O restaurante estava cheio, ou seja, teríamos trabalho de sobra.

Eu corria para lá e para cá obedecendo as ordens de Valenccio, assim como meus colegas de trabalho. Porém, de alguma forma eu sentia que ele estava pegando um pouco mais pesado comigo.

No meu intervalo respondi as mensagens de minha mãe, que por sinal não eram poucas, e me concentrei em fazer exatamente nada. Uma dor martelava minha cabeça desde cedo, ela ia e vinha com pequenas pausas me deixando irritada. Tentei afastar a ideia de que a mesma poderia estar relacionada ao aneurisma, afinal não fazia muito tempo desde que eu fui à consulta para saber como eu estava.

Ouvi a porta dos fundos se abrir com o costumeiro estalido que ela fazia. Permaneci de olhos fechados nem um pouco interessada em quem havia se aproximado.

— Por que não come lá dentro com os outros? — A voz de Lorenzo corta meu sossego.

Quando abro os olhos ele está de braços cruzados na minha frente bloqueando o sol fraco.

— Porque preciso respirar um pouco de ar fresco — respondi como que em modo automático. Eu ainda não havia esquecido de como ele me tratou naquele dia.

— Pensei que gostasse do ambiente da cozinha.

— Eu não disse que não gostava.

— É meio deprimente — comentou.

— Não te chamei para ficar aqui comigo — rebati.

Ele inclinou a cabeça para o lado esquerdo. Uma pontada de dor nas minhas têmporas me fez estreitar os olhos.

— Por que você está sempre na defensiva?

Só podia ser brincadeira.

— Eu na defensiva? — Ri cética. — É você que me ataca desde que eu cheguei aqui.

Lorenzo virou o rosto.

— Isso não é verdade.

— É claro, você não admitiria. — Suspirei e me levantei certa de que não teria mais meu momento de descanso.

— Espera — ele pediu e me virei. — Quero propor algo para você.

Franzi as sobrancelhas, curiosa.

— Como "desculpas"? — caçoei.

Lorenzo descruzou os braços e se aproximou um passo de mim.
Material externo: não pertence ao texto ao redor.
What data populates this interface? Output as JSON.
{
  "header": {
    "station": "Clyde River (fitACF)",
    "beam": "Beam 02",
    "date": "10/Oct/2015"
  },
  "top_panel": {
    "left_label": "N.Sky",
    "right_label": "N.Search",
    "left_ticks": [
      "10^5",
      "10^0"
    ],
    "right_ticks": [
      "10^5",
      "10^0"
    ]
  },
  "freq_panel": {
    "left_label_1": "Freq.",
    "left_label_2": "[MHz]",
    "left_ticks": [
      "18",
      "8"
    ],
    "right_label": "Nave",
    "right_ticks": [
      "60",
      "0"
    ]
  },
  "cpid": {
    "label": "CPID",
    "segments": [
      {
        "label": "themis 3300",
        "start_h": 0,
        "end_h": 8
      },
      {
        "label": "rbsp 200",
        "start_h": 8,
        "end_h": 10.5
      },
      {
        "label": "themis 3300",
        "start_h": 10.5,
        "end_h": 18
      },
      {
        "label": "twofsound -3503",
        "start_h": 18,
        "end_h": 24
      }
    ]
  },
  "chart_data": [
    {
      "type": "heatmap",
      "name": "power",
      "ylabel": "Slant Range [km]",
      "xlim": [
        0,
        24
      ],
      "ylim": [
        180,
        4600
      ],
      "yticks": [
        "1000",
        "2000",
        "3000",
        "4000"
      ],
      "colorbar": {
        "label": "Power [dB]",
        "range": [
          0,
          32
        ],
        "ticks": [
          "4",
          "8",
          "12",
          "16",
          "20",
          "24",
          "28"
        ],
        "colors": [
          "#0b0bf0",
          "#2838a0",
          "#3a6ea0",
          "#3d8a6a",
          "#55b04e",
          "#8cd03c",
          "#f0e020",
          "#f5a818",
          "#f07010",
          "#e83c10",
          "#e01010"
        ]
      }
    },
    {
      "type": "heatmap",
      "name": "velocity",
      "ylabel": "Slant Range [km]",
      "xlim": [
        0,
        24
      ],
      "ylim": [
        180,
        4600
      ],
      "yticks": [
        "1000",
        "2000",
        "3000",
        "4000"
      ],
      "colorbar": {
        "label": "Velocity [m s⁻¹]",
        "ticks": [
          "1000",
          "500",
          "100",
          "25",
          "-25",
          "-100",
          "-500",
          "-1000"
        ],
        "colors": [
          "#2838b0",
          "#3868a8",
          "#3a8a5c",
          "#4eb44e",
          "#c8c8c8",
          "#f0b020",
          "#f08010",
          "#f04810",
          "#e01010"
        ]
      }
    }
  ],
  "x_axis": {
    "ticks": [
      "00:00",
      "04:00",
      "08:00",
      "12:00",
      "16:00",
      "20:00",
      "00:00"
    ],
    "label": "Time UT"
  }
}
— Algo para me desculpar. Notei que seu prato brasileiro fez sucesso, — É claro que notou, ele até ficou furioso com isso. — por isso decidi que incluirei um cardápio estrangeiro no Romano's, assim vai ficar mais fácil atingir um público maior, e quero que você seja a responsável por esse cardápio. O que você me diz?

Minha mente, que era abalada pela dor de cabeça, tentou processar o que ele estava dizendo e o que estava me propondo. E então eu me lembrei de que esse seria o pedido de desculpas dele, algo que ele estava me "dando" para se redimir e não porque me achava capaz de conquistar esse "presente" através do meu trabalho e habilidade.

— Quer me colocar como responsável desse cardápio para se desculpar? — indaguei.

— Sim, é o que estou dizendo.

— Então não vai fazer isso porque me acha capaz de fazê-lo e sim porque quer aliviar a sua consciência? — As palavras saiam em disparada da minha boca, sem que eu as medisse ou repensasse. A dor na minha cabeça já não me permitia raciocinar e agir corretamente.

— Sim. — Assentiu, depois se deu conta. — Quero dizer, não. Eu sei do que você é capaz, Camila...

— Me colocaria em tal posição se o motivo não fosse para você se desculpar?

Lorenzo franziu o cenho fazendo seus olhos verdes assumirem uma sombra.

— Colocaria, mas não nesse momento — respondeu como se aquilo fosse tão óbvio.

— Então só resolveu acelerar o processo?

Ele balançou a cabeça.

— Eu, sinceramente, não estou entendendo porque você está agindo desse modo — disparou ele. A dor pareceu se intensificar. — Estou propondo uma grande oportunidade para você!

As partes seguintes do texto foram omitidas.